OHAL Komisyonu'ndan Mehmet Altan'a ret
Olağanüstü Hal (OHAL) Komisyonu, Mehmet Altan'ın ihracında ihlal bulunmadığına hükmetti. Avukat Figen Çalıkuşu, komisyon hakkında suç duyurusunda bulundu.
DUVAR - KHK ihraçlarını incelemek üzere kurulan Olağanüstü Hal (OHAL) Komisyonu, anayasayı ihlal suçundan hakkında dava açıldıktan sonra tutuklanan ve KHK ile İstanbul Üniversitesi’nden ihraç edilen Mehmet Altan’ın başvurusunu reddetti.
Ahmet Altan, Mehmet Altan ve Nazlı Ilıcak'ın da aralarında bulunduğu 6 sanık, 15 Temmuz darbe girişimini önceden bildikleri iddiasıyla yargılandıkları davada “anayasayı ihlal” suçundan ağırlaştırılmış müebbet hapis cezasına çarptırılmıştı. Gazeteciler Mehmet Altan ve Şahin Alpay'ın tutukluluklarında “hak ihlali” olduğuna hükmeden Anayasa Mahkemesi'nin kararının alt mahkemeler tarafından uygulanmaması üzerine dava Avrupa İnsan Hakları Mahkemesi'ne (AİHM) taşınmış ve Altan ile Alpay yaklaşık iki yıllık tutukluluğun ardından tahliye edilmişti.
Mehmet Altan'ın, avukatı Figen Çalıkuşu, OHAL Komisyonu hakkında suç duyurusunda bulundu. Böylece komisyon üyeleri hakkındaki ilk kez suç duyurusu açılmış oldu. Avukat Çalıkuşu, komisyon başkan ve üyelerin anayasaya aykırı hareket ettikleri belirtilerek, yargılanmaları istendi.

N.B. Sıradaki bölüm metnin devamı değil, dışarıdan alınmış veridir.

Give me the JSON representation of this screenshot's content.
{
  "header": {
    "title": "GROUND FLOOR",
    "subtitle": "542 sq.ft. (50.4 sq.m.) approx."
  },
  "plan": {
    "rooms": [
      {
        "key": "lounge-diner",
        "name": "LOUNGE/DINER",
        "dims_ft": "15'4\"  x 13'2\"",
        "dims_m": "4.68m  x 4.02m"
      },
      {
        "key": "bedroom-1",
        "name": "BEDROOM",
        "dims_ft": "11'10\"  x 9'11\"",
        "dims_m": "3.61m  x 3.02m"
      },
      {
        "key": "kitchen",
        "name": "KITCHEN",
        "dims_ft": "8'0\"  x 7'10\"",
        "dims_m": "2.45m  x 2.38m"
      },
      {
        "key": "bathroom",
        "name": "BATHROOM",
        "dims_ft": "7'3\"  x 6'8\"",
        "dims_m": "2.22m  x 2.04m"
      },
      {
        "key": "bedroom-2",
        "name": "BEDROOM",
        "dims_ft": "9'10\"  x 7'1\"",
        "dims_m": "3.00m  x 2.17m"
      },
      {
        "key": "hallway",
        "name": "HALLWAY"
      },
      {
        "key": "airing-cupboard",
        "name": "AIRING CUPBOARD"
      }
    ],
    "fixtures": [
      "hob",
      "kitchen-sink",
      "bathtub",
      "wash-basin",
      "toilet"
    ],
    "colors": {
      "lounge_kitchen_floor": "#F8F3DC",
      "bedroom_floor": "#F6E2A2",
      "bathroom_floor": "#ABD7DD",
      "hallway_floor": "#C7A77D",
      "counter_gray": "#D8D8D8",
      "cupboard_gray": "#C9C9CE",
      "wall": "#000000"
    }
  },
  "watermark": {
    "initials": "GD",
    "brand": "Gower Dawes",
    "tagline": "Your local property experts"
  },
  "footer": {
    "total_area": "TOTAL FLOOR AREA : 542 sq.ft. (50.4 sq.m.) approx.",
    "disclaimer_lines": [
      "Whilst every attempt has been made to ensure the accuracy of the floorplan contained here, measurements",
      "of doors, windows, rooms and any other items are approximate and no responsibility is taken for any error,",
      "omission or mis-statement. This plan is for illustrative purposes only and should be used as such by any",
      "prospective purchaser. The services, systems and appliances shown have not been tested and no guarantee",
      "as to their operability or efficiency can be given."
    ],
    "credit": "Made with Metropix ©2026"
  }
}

Altan’ın vekili Çalıkuşu tarafından hazırlanan ve savcılığa verilen dilekçede, şu ifadeler yer aldı:
“Müvekkil hakkında OHAL Komisyonu tarafından verilen, 06.12.2018 tarih, K:2018/47279 nolu ret kararı 08.01.2019 tarihinde tebliğ olmuştur. OHAL Komisyonu idari bir yapı ve organdır, görevi olağanüstü hâl kapsamında doğrudan kanun hükmünde kararnameler işlemler hakkındaki başvuruları değerlendirip karar vermektir. Bilindiği üzere önce KHK ile sonra da yasa ile düzenleme yapılmıştır. Devlet kademesinde yer alan her organ, her kurul, her yapı gibi görevlerini önce TC Anayasa’sı ve sonra da yasa hükümleri çerçevesinde yürütmek zorundadırlar.
Kanun ile kurulmuş idari bir komisyonun, kendisini anayasanın üzerinde görmesi mümkün olabilir mi? Olur ise bunun yaptırımı olacağında da hiçbir tereddüt yoktur. Devlet kademesinde görev yapan her kişinin, görevini icra ederken kendisini anayasanın üzerinde görmesi, anayasa hükümlerine aykırı hareket etmesi halinde bilerek ve isteyerek görevi kötüye kullanma suçunu işlediği açıktır.